By using polychromatic UV sources a significant enhancement in inactivation of adenoviruses can be achieved. As already described most adenovirus inactivation data have been based on UV disinfection experiments using UV irradiation at 253.7 nm produced from a conventional low-pressure UV source (Francy et al., 2012; Hijnen et al., 2006; Shin et al., 2005; Thurston-Enriquez et al., 2003b). By using a medium-pressure mercury lamp a complete spectrum of 200-300 nm can be produced. When full-spectrum polychromatic UV lamps were used, 4 log10 inactivation of adenovirus type 40 was achieved at a UV fluence of less than 60 mJ cm−2. Wavelengths around 220 and 228 nm were most effective for inactivation of HAdV2 (Linden et al., 2007).
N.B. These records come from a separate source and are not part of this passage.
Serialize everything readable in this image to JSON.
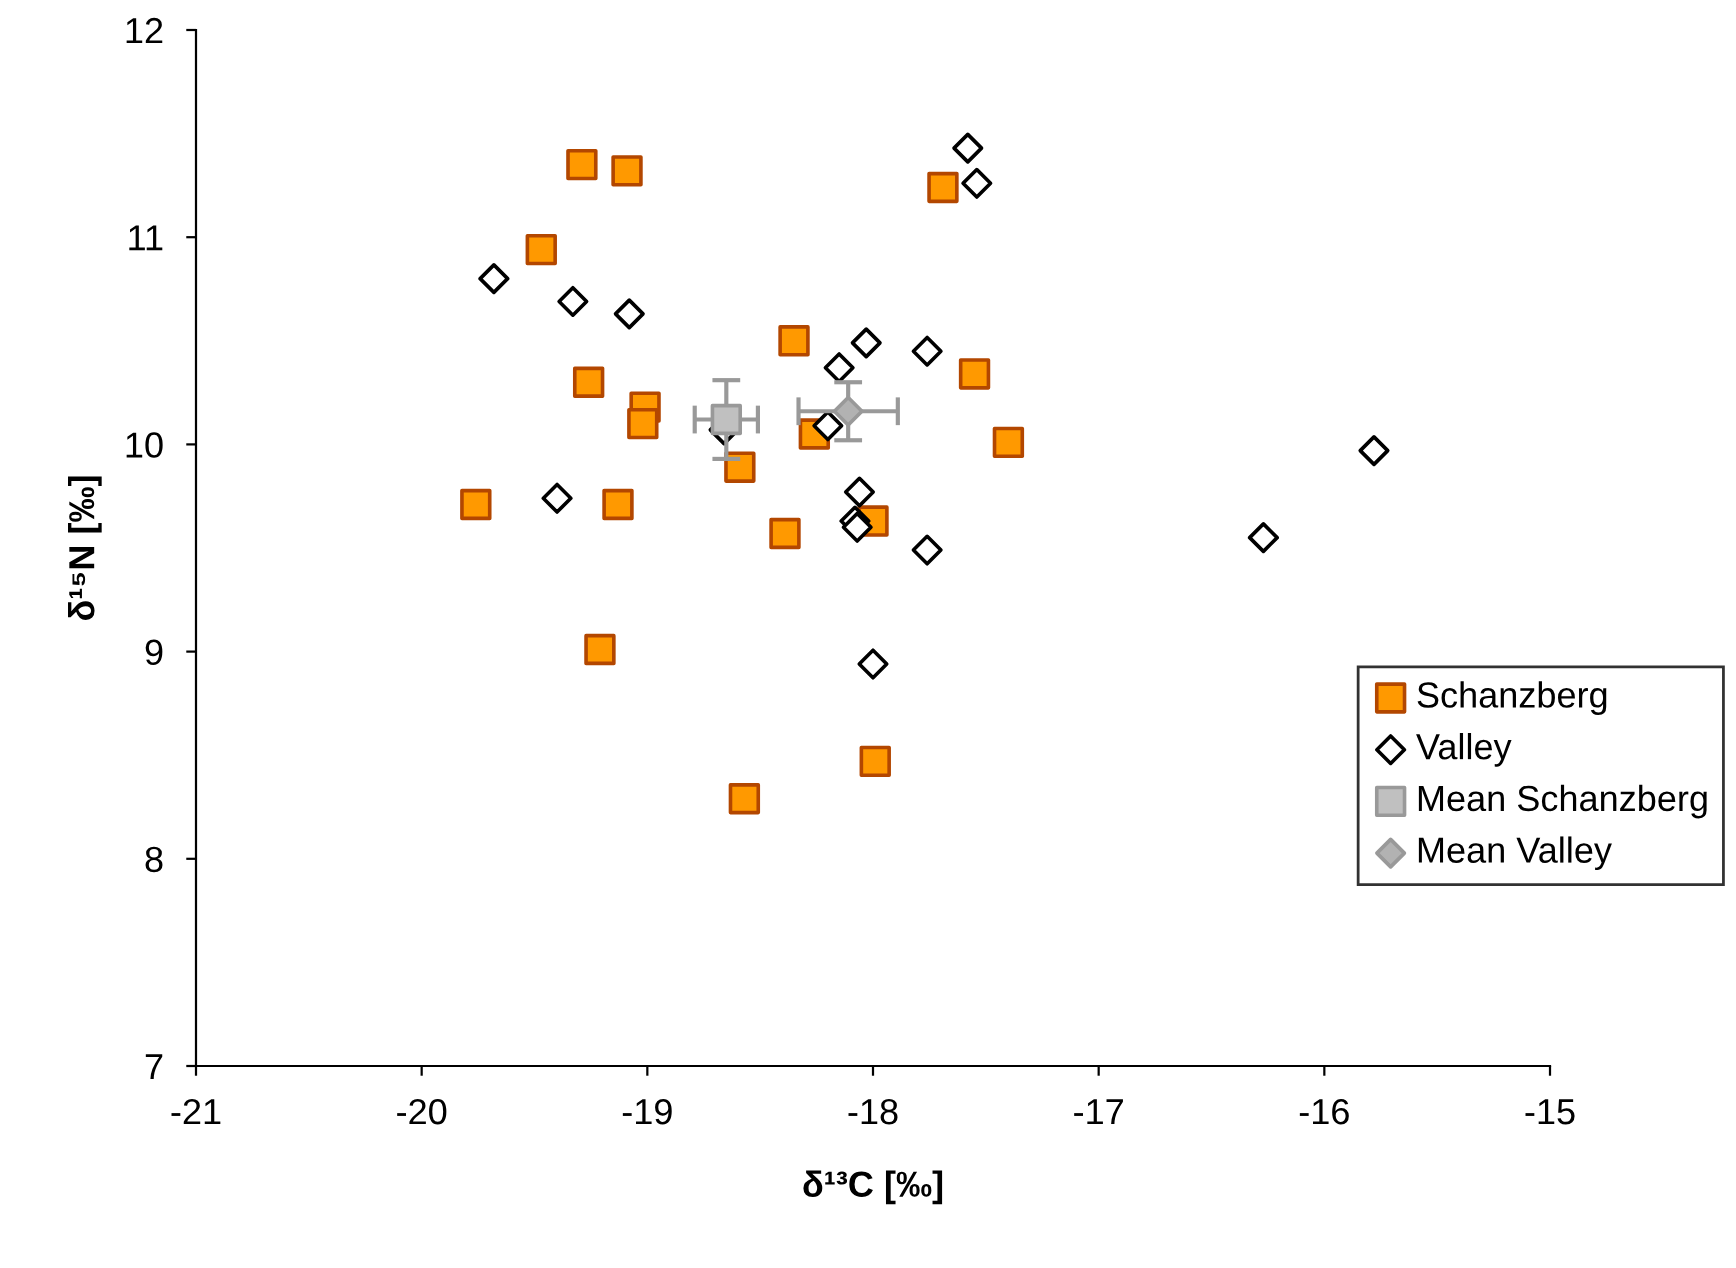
{
  "chart_data": {
    "type": "scatter",
    "xlabel": "δ¹³C [‰]",
    "ylabel": "δ¹⁵N [‰]",
    "xlim": [
      -21,
      -15
    ],
    "xticks": [
      -21,
      -20,
      -19,
      -18,
      -17,
      -16,
      -15
    ],
    "ylim": [
      7,
      12
    ],
    "yticks": [
      7,
      8,
      9,
      10,
      11,
      12
    ],
    "grid": false,
    "legend": "right",
    "series": [
      {
        "name": "Schanzberg",
        "color": "#ff9900",
        "marker": "square",
        "x": [
          -19.29,
          -19.09,
          -19.47,
          -19.76,
          -19.26,
          -19.01,
          -19.02,
          -19.13,
          -19.21,
          -18.35,
          -18.26,
          -18.59,
          -18.39,
          -18.57,
          -18.0,
          -17.99,
          -17.69,
          -17.55,
          -17.4
        ],
        "values": [
          11.35,
          11.32,
          10.94,
          9.71,
          10.3,
          10.18,
          10.1,
          9.71,
          9.01,
          10.5,
          10.05,
          9.89,
          9.57,
          8.29,
          9.63,
          8.47,
          11.24,
          10.34,
          10.01
        ]
      },
      {
        "name": "Valley",
        "color": "#ffffff",
        "marker": "diamond",
        "x": [
          -19.68,
          -19.33,
          -19.08,
          -19.4,
          -18.66,
          -18.15,
          -18.03,
          -18.2,
          -18.06,
          -18.08,
          -18.07,
          -17.76,
          -18.0,
          -17.76,
          -17.58,
          -17.54,
          -16.27,
          -15.78
        ],
        "values": [
          10.8,
          10.69,
          10.63,
          9.74,
          10.07,
          10.37,
          10.49,
          10.09,
          9.77,
          9.63,
          9.6,
          10.45,
          8.94,
          9.49,
          11.43,
          11.26,
          9.55,
          9.97
        ]
      },
      {
        "name": "Mean Schanzberg",
        "color": "#c0c0c0",
        "marker": "square",
        "x": [
          -18.65
        ],
        "values": [
          10.12
        ],
        "errors": [
          0.19
        ],
        "xerrors": [
          0.14
        ]
      },
      {
        "name": "Mean Valley",
        "color": "#b2b2b2",
        "marker": "diamond",
        "x": [
          -18.11
        ],
        "values": [
          10.16
        ],
        "errors": [
          0.14
        ],
        "xerrors": [
          0.22
        ]
      }
    ]
  }
}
Inactivation of adenovirus 2 by medium-pressure UV combined with free chlorine was considered efficient to control the contamination of drinking water by human adenoviruses within practical doses of UV and free chlorine typically used in drinking water treatment processes (Lee and Shin, 2011).
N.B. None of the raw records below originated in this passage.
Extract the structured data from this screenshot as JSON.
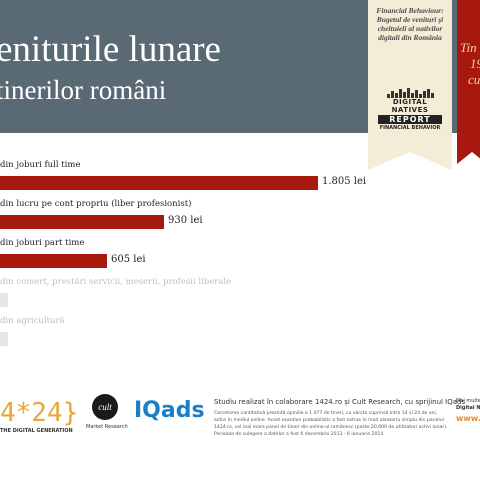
{
  "header": {
    "title_line1": "eniturile lunare",
    "title_line2": "tinerilor români"
  },
  "ribbon": {
    "subtitle": "Financial Behaviour: Bugetul de venituri și cheltuieli al nativilor digitali din România",
    "logo_line1": "DIGITAL NATIVES",
    "logo_line2": "REPORT",
    "logo_line3": "FINANCIAL BEHAVIOR",
    "side_text_1": "Tin",
    "side_text_2": "19",
    "side_text_3": "cu"
  },
  "colors": {
    "bar": "#a7180f",
    "header": "#5a6a74",
    "muted_bar": "#e6e6e6"
  },
  "chart_data": {
    "type": "bar",
    "orientation": "horizontal",
    "categories": [
      "din joburi full time",
      "din lucru pe cont propriu (liber profesionist)",
      "din joburi part time",
      "din comerț, prestări servicii, meserii, profesii liberale",
      "din agricultură"
    ],
    "values": [
      1805,
      930,
      605,
      null,
      null
    ],
    "value_labels": [
      "1.805 lei",
      "930 lei",
      "605 lei",
      "",
      ""
    ],
    "muted": [
      false,
      false,
      false,
      true,
      true
    ],
    "title": "",
    "xlabel": "",
    "ylabel": "",
    "xlim": [
      0,
      1900
    ],
    "grid": false
  },
  "footer": {
    "logo_1424": "4*24}",
    "tagline": "THE DIGITAL GENERATION",
    "cult_logo": "cult",
    "cult_sub": "Market Research",
    "iqads": "IQads",
    "study_title": "Studiu realizat în colaborare 1424.ro și Cult Research, cu sprijinul IQads",
    "study_desc": "Cercetarea cantitativă prezintă opiniile a 1.077 de tineri, cu vârsta cuprinsă între 14 și 24 de ani, activi în mediul online. Acest eșantion probabilistic a fost extras în mod aleatoriu simplu din panelul 1424.ro, cel mai mare panel de tineri din online-ul românesc (peste 20.000 de utilizatori activi lunar). Perioada de culegere a datelor a fost 6 decembrie 2013 - 6 ianuarie 2014",
    "more_line1": "Mai multe",
    "more_line2": "Digital Na",
    "more_orange": "www.142"
  }
}
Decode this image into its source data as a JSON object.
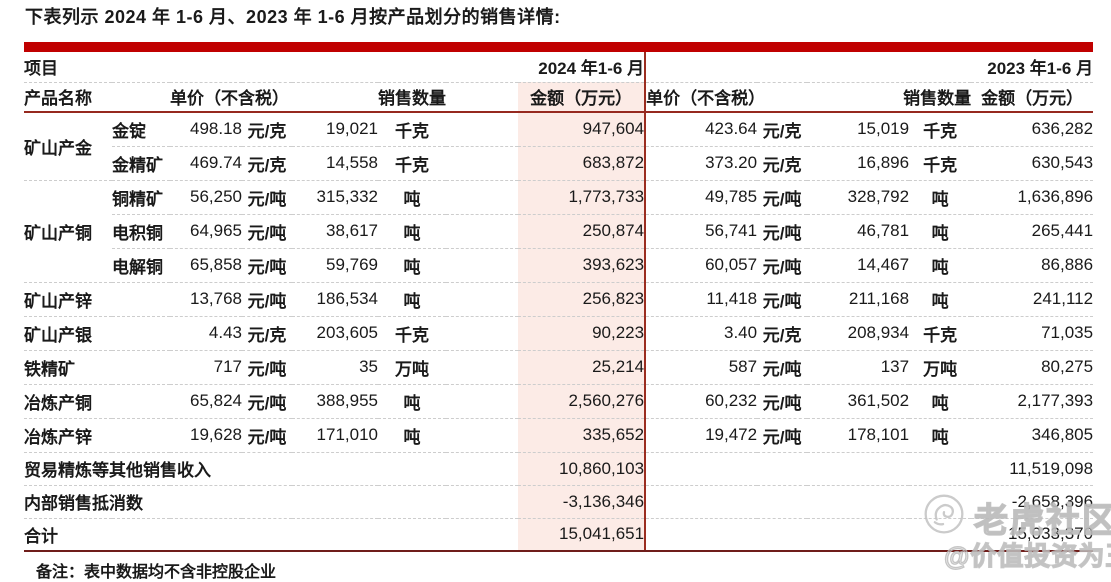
{
  "title": "下表列示 2024 年 1-6 月、2023 年 1-6 月按产品划分的销售详情:",
  "colors": {
    "top_bar_red": "#c00000",
    "divider_maroon": "#9b2d20",
    "bottom_line_maroon": "#6f1d1a",
    "highlight_pink": "#fcebe6",
    "watermark_gray": "#c3c3c3"
  },
  "table": {
    "header": {
      "item_label": "项目",
      "period_2024": "2024 年1-6 月",
      "period_2023": "2023 年1-6 月",
      "product_label": "产品名称",
      "unit_price_label_2024": "单价（不含税）",
      "qty_label_2024": "销售数量",
      "amount_label_2024": "金额（万元）",
      "unit_price_label_2023": "单价（不含税）",
      "qty_label_2023": "销售数量",
      "amount_label_2023": "金额（万元）"
    },
    "rows": [
      {
        "group": "矿山产金",
        "span": 2,
        "product": "金锭",
        "cells_2024": [
          "498.18",
          "元/克",
          "19,021",
          "千克",
          "947,604"
        ],
        "cells_2023": [
          "423.64",
          "元/克",
          "15,019",
          "千克",
          "636,282"
        ]
      },
      {
        "product": "金精矿",
        "cells_2024": [
          "469.74",
          "元/克",
          "14,558",
          "千克",
          "683,872"
        ],
        "cells_2023": [
          "373.20",
          "元/克",
          "16,896",
          "千克",
          "630,543"
        ]
      },
      {
        "group": "矿山产铜",
        "span": 3,
        "product": "铜精矿",
        "cells_2024": [
          "56,250",
          "元/吨",
          "315,332",
          "吨",
          "1,773,733"
        ],
        "cells_2023": [
          "49,785",
          "元/吨",
          "328,792",
          "吨",
          "1,636,896"
        ]
      },
      {
        "product": "电积铜",
        "cells_2024": [
          "64,965",
          "元/吨",
          "38,617",
          "吨",
          "250,874"
        ],
        "cells_2023": [
          "56,741",
          "元/吨",
          "46,781",
          "吨",
          "265,441"
        ]
      },
      {
        "product": "电解铜",
        "cells_2024": [
          "65,858",
          "元/吨",
          "59,769",
          "吨",
          "393,623"
        ],
        "cells_2023": [
          "60,057",
          "元/吨",
          "14,467",
          "吨",
          "86,886"
        ]
      },
      {
        "group": "矿山产锌",
        "span": 1,
        "cells_2024": [
          "13,768",
          "元/吨",
          "186,534",
          "吨",
          "256,823"
        ],
        "cells_2023": [
          "11,418",
          "元/吨",
          "211,168",
          "吨",
          "241,112"
        ]
      },
      {
        "group": "矿山产银",
        "span": 1,
        "cells_2024": [
          "4.43",
          "元/克",
          "203,605",
          "千克",
          "90,223"
        ],
        "cells_2023": [
          "3.40",
          "元/克",
          "208,934",
          "千克",
          "71,035"
        ]
      },
      {
        "group": "铁精矿",
        "span": 1,
        "cells_2024": [
          "717",
          "元/吨",
          "35",
          "万吨",
          "25,214"
        ],
        "cells_2023": [
          "587",
          "元/吨",
          "137",
          "万吨",
          "80,275"
        ]
      },
      {
        "group": "冶炼产铜",
        "span": 1,
        "cells_2024": [
          "65,824",
          "元/吨",
          "388,955",
          "吨",
          "2,560,276"
        ],
        "cells_2023": [
          "60,232",
          "元/吨",
          "361,502",
          "吨",
          "2,177,393"
        ]
      },
      {
        "group": "冶炼产锌",
        "span": 1,
        "cells_2024": [
          "19,628",
          "元/吨",
          "171,010",
          "吨",
          "335,652"
        ],
        "cells_2023": [
          "19,472",
          "元/吨",
          "178,101",
          "吨",
          "346,805"
        ]
      }
    ],
    "summary_rows": [
      {
        "label": "贸易精炼等其他销售收入",
        "amount_2024": "10,860,103",
        "amount_2023": "11,519,098"
      },
      {
        "label": "内部销售抵消数",
        "amount_2024": "-3,136,346",
        "amount_2023": "-2,658,396",
        "total": false
      },
      {
        "label": "合计",
        "amount_2024": "15,041,651",
        "amount_2023": "15,033,370",
        "total": true
      }
    ],
    "note": "备注：表中数据均不含非控股企业"
  },
  "watermark": {
    "logo": "tiger-logo",
    "brand": "老虎社区",
    "handle": "@价值投资为王"
  }
}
The inactivation of adenoviruses by UV irradiation is not simply predictable by the type and size of the virus or its nucleic acid genome and there is no strong correlation between virion size and genetic composition of viruses and their response to UV irradiation (Nuanualsuwan et al., 2002; Shin et al., 2005; Thurston-Enriquez et al., 2003b).
Not much information on heat inactivation is available for adenoviruses in environmental waters and biosolids. A thermal inactivation study from the late sixties reported 4 log10reductions of adenovirus 12 among other viruses, in raw milk, sterilized homogenized milk, raw chocolate milk and raw ice cream mix, with minimum essential medium (MEM) as control suspending fluid (Sullivan et al., 1968). From approximately 10,000 plaque-forming units (PFU) per ml of each suspending medium, inactivation curves at 40°C - 60°C were asymptotic to the base line, showing a tailing effect indicating that small amounts of adenoviruses survived, even at the higher temperature. At 65°C, the inactivation curves approached first order reactions, indicating that temperatures near pasteurization standards were effective in inactivating adenoviruses.